The cards are sometimes used to purchase valuable goods and sometimes converted into gift cards, Caldwell said. Some schemes dispatch large bands of criminals to make withdrawals from automated teller machines.
“It’s a well built-up and sophisticated marketplace,” said Chris Wysopal, a computer security expert and chief technology officer of the software-security firm Veracode.
The legislative request comes as prosecutors deal, more generally, with a growing cybercrime threat. Several recent cases illustrate the ease with which cybercriminals have managed to steal personal information.
In June, prosecutors announced charges against a prolific Russian hacker accused of running an operation that infected computers with malicious software, captured bank account numbers and passwords and then siphoned away millions of dollars. The man, Evgeniy Bogachev, remains at large.
The following month, authorities arrested the son of a Russian lawmaker on charges that he hacked into computerized cash registers and stole hundreds of thousands of credit card numbers. Roman Seleznev has pleaded not guilty in federal court in Seattle.

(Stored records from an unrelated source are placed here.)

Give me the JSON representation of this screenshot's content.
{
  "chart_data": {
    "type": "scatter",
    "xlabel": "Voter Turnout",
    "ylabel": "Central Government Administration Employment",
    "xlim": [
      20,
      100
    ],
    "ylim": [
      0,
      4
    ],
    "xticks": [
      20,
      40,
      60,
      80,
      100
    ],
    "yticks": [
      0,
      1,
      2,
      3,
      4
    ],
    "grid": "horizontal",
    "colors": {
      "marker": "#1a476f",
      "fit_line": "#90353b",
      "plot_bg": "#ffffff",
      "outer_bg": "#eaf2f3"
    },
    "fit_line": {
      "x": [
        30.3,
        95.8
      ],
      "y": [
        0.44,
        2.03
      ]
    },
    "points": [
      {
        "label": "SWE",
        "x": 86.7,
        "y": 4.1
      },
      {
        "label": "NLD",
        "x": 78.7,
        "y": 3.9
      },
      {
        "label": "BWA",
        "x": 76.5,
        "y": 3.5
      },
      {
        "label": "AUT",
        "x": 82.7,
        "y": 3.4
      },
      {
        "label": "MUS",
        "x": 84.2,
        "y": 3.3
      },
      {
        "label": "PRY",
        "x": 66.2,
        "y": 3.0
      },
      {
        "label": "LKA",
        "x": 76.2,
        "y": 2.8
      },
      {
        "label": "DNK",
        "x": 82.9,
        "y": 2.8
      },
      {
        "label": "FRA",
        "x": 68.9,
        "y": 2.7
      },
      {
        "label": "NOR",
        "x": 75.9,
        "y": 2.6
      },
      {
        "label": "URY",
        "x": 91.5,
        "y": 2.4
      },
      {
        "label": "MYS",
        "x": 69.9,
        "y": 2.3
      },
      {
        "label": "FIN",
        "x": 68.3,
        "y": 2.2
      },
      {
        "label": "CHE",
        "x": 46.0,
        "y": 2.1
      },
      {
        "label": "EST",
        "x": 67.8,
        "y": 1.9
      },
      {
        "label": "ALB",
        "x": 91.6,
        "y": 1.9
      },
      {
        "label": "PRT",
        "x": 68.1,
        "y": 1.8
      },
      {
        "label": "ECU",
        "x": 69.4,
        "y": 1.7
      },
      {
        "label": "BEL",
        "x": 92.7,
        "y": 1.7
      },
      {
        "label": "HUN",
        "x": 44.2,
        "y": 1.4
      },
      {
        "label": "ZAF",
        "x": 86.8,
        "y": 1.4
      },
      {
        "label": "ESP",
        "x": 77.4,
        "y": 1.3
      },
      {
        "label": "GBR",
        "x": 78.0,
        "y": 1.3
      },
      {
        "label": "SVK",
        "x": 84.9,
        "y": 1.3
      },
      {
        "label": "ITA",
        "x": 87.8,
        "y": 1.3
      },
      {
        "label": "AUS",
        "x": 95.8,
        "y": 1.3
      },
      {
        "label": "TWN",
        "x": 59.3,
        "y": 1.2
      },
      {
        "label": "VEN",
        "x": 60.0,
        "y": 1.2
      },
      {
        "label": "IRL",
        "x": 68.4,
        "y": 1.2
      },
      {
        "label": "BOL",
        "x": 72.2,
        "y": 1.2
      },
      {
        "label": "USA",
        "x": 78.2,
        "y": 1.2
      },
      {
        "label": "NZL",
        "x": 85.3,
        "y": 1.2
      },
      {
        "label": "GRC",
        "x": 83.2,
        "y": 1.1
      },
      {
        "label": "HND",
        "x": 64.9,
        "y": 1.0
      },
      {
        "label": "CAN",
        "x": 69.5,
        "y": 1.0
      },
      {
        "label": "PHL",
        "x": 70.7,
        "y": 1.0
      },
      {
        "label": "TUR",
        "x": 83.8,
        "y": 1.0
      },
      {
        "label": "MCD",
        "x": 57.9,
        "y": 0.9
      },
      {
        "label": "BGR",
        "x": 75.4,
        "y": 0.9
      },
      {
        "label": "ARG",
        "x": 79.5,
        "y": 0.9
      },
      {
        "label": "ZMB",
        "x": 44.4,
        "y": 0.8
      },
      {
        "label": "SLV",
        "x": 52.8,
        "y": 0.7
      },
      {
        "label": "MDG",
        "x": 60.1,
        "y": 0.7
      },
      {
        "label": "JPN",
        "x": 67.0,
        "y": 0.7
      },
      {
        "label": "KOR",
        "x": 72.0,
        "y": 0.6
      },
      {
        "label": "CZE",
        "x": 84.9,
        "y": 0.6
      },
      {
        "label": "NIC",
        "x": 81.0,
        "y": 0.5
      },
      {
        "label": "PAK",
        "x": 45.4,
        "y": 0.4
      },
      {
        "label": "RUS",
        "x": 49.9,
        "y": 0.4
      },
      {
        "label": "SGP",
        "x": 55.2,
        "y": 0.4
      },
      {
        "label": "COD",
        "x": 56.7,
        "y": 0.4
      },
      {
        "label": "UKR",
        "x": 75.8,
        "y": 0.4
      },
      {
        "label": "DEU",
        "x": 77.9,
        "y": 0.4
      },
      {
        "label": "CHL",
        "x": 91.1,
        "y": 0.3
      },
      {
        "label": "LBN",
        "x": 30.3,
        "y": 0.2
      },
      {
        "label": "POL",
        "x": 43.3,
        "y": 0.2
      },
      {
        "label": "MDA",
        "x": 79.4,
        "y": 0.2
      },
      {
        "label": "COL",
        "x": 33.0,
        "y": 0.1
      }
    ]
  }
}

The Justice Department is hardly toothless in fighting the illegal sale of credit cards and has been able to make do with current statutes. Existing law would cover, among other crimes, anyone abroad who hacks into a U.S. computer, uses a stolen credit card inside the U.S. or transfers money into the country. And prosecutors can still bring a conspiracy charge when they can prove the suspect is part of a broader operation that reaches into the U.S.
But authorities say the loophole did surface in the case of Vladislav Horohorin, an international credit card trafficker arrested in France in 2010 for his role in the theft of more than $9 million from an Atlanta-based credit card processor. He was ultimately convicted for crimes committed in the United States, including selling stolen credit cards to an undercover agent, but the 2.5 million credit cards he had at the time of his arrest were not, by themselves, enough for a prosecution.
“The likelihood that a hacker in Russia can be brought to prosecution in the United States is very low,” said Thomas Holt, an associate professor and cyberhacking expert at Michigan State University. “Any mechanism that can be employed to improve the potential for prosecution is absolutely a necessity at this point.”
Caldwell laid out the dilemma in a July appearance before the Senate Judiciary crime and terrorism subcommittee.
The panel’s chairman, Sen. Sheldon Whitehouse, D-R.I., was concerned about the problem and may address it as part of a bill targeting “botnets” — networks of computers infected with malicious software — he was drafting with Sen. Lindsey Graham, R-S.C., his office said.
Even though the criminal conduct occurs outside the country’s borders, its impact is still felt by U.S. financial institutions, Caldwell said in the interview.
“These credit cards are basically the key to the American financial system for these people, and they can just unlock people’s accounts and take their money,” she said.